Les observations et les déclarations, les unes visant à théoriser des principes pour créer des obligations à valeur constitutionnelle vis à vis du détenteur du pouvoir et pour exercer une pression sur le Juge Constitutionnel, les autres pour légitimer intellectuellement les positions politiques de l’opposition en revisitant de manière critique la pratique gouvernementale du pouvoir et les textes de notre ordonnancement juridique. La circonstance n’est pas dénuée d’arrière-pensées politiques et de règlements de comptes. Dès lors, qu’on découvre la Constitution de 2016, seulement en 2020 et au tard, alors qu’on a été régulièrement consulté (corps sociaux, spécialistes du droit, référendum) et qu’il était loisible aux partis politiques et aux intellectuels, d’expliquer les enjeux de la Constitution et ses subtilités, d’éclairer l’opinion publique et de contribuer à sa formation, on ne saurait valablement soutenir la thèse d’une manœuvre dolosive. Vouloir transférer la responsabilité ne nos propres carences ou de notre démission au pouvoir, c’est de la mauvaise foi et une facilité inadmissible.
De la même manière, l’évocation de l’interprétation officielle par voie d’autorité, est inopérant (opposabilité, source de droit, valeur normative, autonomie du texte) et ne saurait constituer une manœuvre dolosive ( dissimulation, intention frauduleuse) au regard de la procédure de son adoption ( consultation des spécialistes et des corps sociaux, mise à disposition publique du texte pour permettre de s’en imprégner, examen préalable du texte par la représentation nationale, ratification de celui-ci dans les mêmes termes par le peuple ce qui n’était pas le cas pour la Constitution de 2000, modifiée après publication du Projet soumis à la votation).

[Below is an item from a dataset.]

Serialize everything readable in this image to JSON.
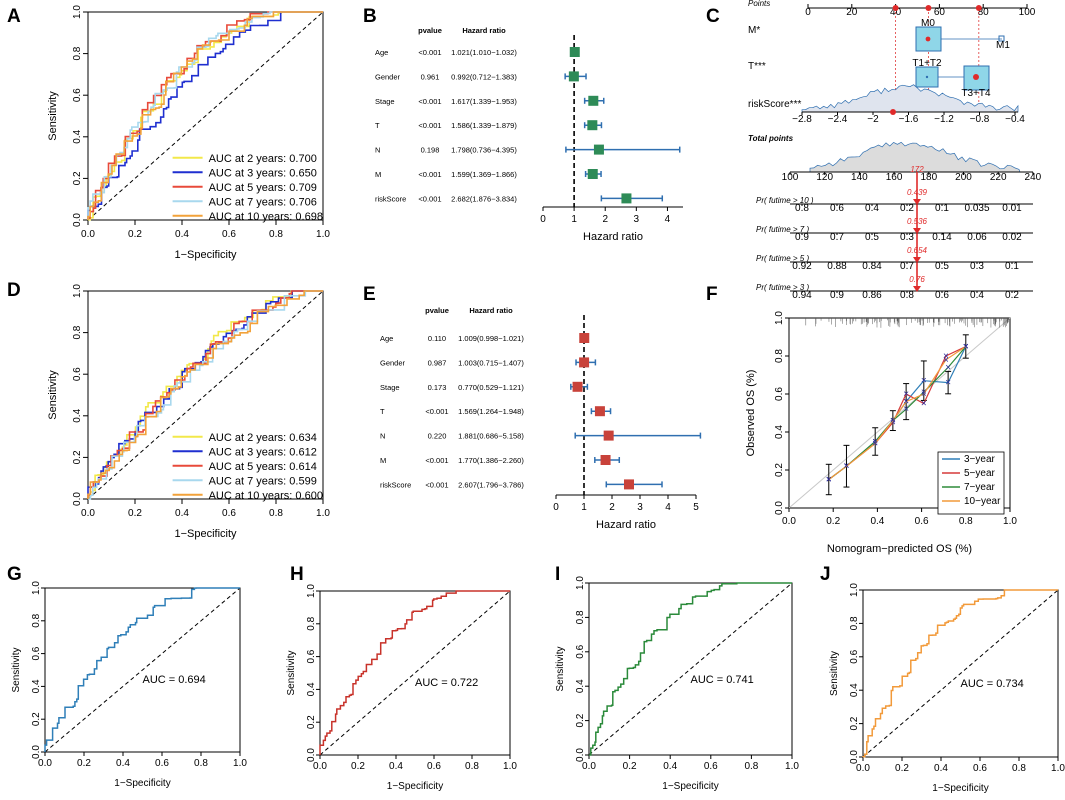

Il est remarquable que le Professeur WODIE n’ait pas repris à son compte l’argument de la continuité juridique du principe de la limitation du nombre de mandat, et le Professeur BLEOU l’argument « farfelu » de l’Article 184. En revanche, je leur reproche de souffler sur le feu, d’y verser de l’huile, plutôt que de contribuer à une réduction des tensions et au respect de l’indépendance du Juge et d’appeler au respect de la légalité en l’état, qu’elle nous convienne ou pas. Je suis d’accord avec le Professeur WODIE qu’il faudra revoir certains textes, mais après les élections et non avant. Je ne suis pas d’accord avec lui de soutenir indirectement par ce biais l’idée d’un report des élections et par ricochet d’une transition défendue par l’opposition, cela revient concrètement à soutenir un désordre juridique (impasse sur des contraintes constitutionnelles et des dispositions dont la juridicité est impérative) et une confusion institutionnelle ( gouvernement de transition déconnecté de tout lien démocratique avec l’élection) . Quand on a été Président de la plus Haute Juridiction d’un pays et qu’on est une autorité intellectuelle dans celui-ci, cette attitude est assez surprenante, pour dire le moins. Notre rôle à tous, est de pousser à l’apaisement, à l’ordre et à la stabilité institutionnelle, donc à soutenir l’intérêt général. La légitimé de la limitation du nombre de mandats présidentiels n’est pas démontrée du point de vue des théories démocratiques les plus pertinentes (restriction de la souveraineté du peuple), et au regard de ses conséquences sur l’intérêt général ( avantages et inconvénients programmatiques d’un mandat qu’on ne saurait exclure de la pertinence d’un vote, action inscrite dans la durée et stabilité d’un modèle pour produire des effets, etc.. ). Ce combat de la gauche Ivoirienne, mené par son élite, n’est pas moderne parce qu’elle ignore les objectifs substantiels de la démocratie et sa finalité : la paix et le progrès.